Fruncí el entrecejo al entender sus palabras. No estaba preguntando, no, estaba afirmando. No me estaba dando siquiera la oportunidad de inventar una excusa.

—Y eres muy mala para fingir que sí lo estás.

Me crucé de brazos de manera protectora. Lo último que necesitaba en este momento era lidiar con el mocoso.

—Te estás pasando de la raya y te estás metiendo donde no te llamaron.

—Solo soy un empleado que se está preocupando por su jefa.

Fruncí el ceño. No le creía.

—Bien, gracias, pero no necesito que mi empleado se preocupe por mí. Enfócate en tu trabajo y no...

—No puedo trabajar si te veo así.

—¿Así cómo?

—Luchando por aparentar. No necesitas fingir que eres fuerte. Está bien a veces ser débil...

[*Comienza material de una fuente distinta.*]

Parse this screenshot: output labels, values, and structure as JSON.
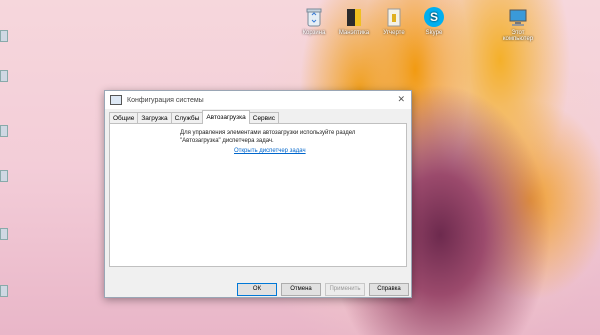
{
  "desktop": {
    "icons": [
      {
        "label": "Корзина",
        "icon": "recycle-bin-icon"
      },
      {
        "label": "Манэптика",
        "icon": "document-icon"
      },
      {
        "label": "Угчерте",
        "icon": "folder-icon"
      },
      {
        "label": "Skype",
        "icon": "skype-icon"
      },
      {
        "label": "Этот компьютер",
        "icon": "computer-icon"
      }
    ]
  },
  "dialog": {
    "title": "Конфигурация системы",
    "tabs": [
      "Общие",
      "Загрузка",
      "Службы",
      "Автозагрузка",
      "Сервис"
    ],
    "active_tab": "Автозагрузка",
    "description": "Для управления элементами автозагрузки используйте раздел \"Автозагрузка\" диспетчера задач.",
    "link": "Открыть диспетчер задач",
    "buttons": {
      "ok": "ОК",
      "cancel": "Отмена",
      "apply": "Применить",
      "help": "Справка"
    }
  }
}
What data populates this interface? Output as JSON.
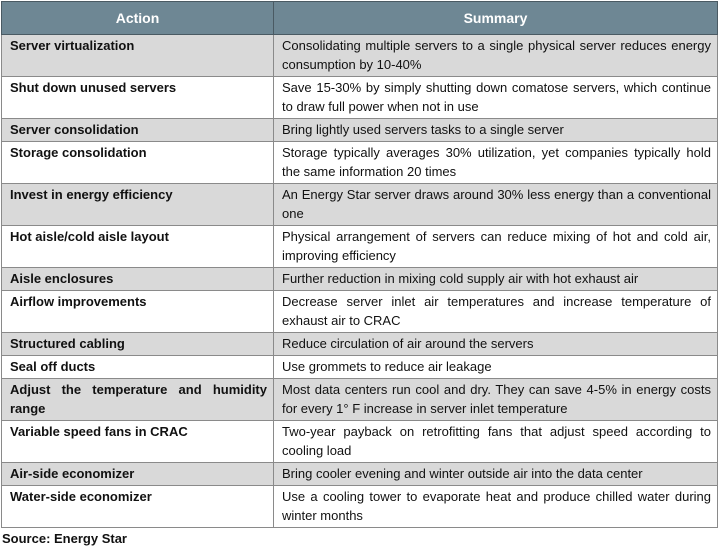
{
  "table": {
    "headers": [
      "Action",
      "Summary"
    ],
    "rows": [
      {
        "action": "Server virtualization",
        "summary": "Consolidating multiple servers to a single physical server reduces energy consumption by 10-40%"
      },
      {
        "action": "Shut down unused servers",
        "summary": "Save 15-30% by simply shutting down comatose servers, which continue to draw full power when not in use"
      },
      {
        "action": "Server consolidation",
        "summary": "Bring lightly used servers tasks to a single server"
      },
      {
        "action": "Storage consolidation",
        "summary": "Storage typically averages 30% utilization, yet companies typically hold the same information 20 times"
      },
      {
        "action": "Invest in energy efficiency",
        "summary": "An Energy Star server draws around 30% less energy than a conventional one"
      },
      {
        "action": "Hot aisle/cold aisle layout",
        "summary": "Physical arrangement of servers can reduce mixing of hot and cold air, improving efficiency"
      },
      {
        "action": "Aisle enclosures",
        "summary": "Further reduction in mixing cold supply air with hot exhaust air"
      },
      {
        "action": "Airflow improvements",
        "summary": "Decrease server inlet air temperatures and increase temperature of exhaust air to CRAC"
      },
      {
        "action": "Structured cabling",
        "summary": "Reduce circulation of air around the servers"
      },
      {
        "action": "Seal off ducts",
        "summary": "Use grommets to reduce air leakage"
      },
      {
        "action": "Adjust the temperature and humidity range",
        "summary": "Most data centers run cool and dry. They can save 4-5% in energy costs for every 1° F increase in server inlet temperature"
      },
      {
        "action": "Variable speed fans in CRAC",
        "summary": "Two-year payback on retrofitting fans that adjust speed according to cooling load"
      },
      {
        "action": "Air-side economizer",
        "summary": "Bring cooler evening and winter outside air into the data center"
      },
      {
        "action": "Water-side economizer",
        "summary": "Use a cooling tower to evaporate heat and produce chilled water during winter months"
      }
    ]
  },
  "footer": {
    "source_text": "Source: Energy Star"
  },
  "colors": {
    "header_bg": "#6e8794",
    "header_text": "#ffffff",
    "shaded_row_bg": "#d9d9d9"
  }
}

—No —lo interrumpí de sopetón—, no tengo tiempo de ser débil. No puedo, tengo que ser fuerte. ¿Sino quién se ocupará de mi familia que se está derrumbando?

Pensé que con eso me dejaría en paz. Ya había tenido lo que quería: había aceptado que no era fuerte, pero que no me quedaba de otra que obligarme a hacerlo. Pero no, Dennis tenía algo más que decir:

—Pero debes encontrar un lugar donde puedas relajarte y puedas decir lo que en verdad sientes. Que, si quieres llorar, lo hagas y nadie te juzgue. Donde no tengas miedo de decir que también eres débil y estás triste.

Me reí. Fue una risa triste e irónica, irónicamente triste.

—No creo que un lugar así exista.

—Sí lo hay.

—¿Dónde? —pregunté comenzando a enfadarme. ¿Acaso me estaba tomando el pelo? Él no sabía cómo era mi día a día. Hablaba por hablar, desde su lugar confortablemente ignorante. —En mi casa no puedo, en mi trabajo tampoco...

—Ese lugar no tiene que ser uno físico.

—¿A qué te refieres? —pregunté, a pesar de que ya comenzaba a imaginarse a qué se refería.

—Ese lugar en el que te sientas segura puede ser una persona...

La primera imagen que surcó mi mente fue la figura de Bear. Lo imaginé con su radiante sonrisa y su brillo cariñoso en los ojos. Definitivamente, él, mi prometido, debería ser ese lugar; pero no lo era. Hacía unos minutos antes lo había comprobado. Bear me había dado un momento para abrirme a él y yo no pude. Él no pudo llegar a mí. No pude abrirme y mostrarme tal cual era, débil y orgullosa, frente a él.

—Y me gustaría que pueda ser yo.

Abrí los ojos al escuchar su confesión. Mis pensamientos se interrumpieron de subidón.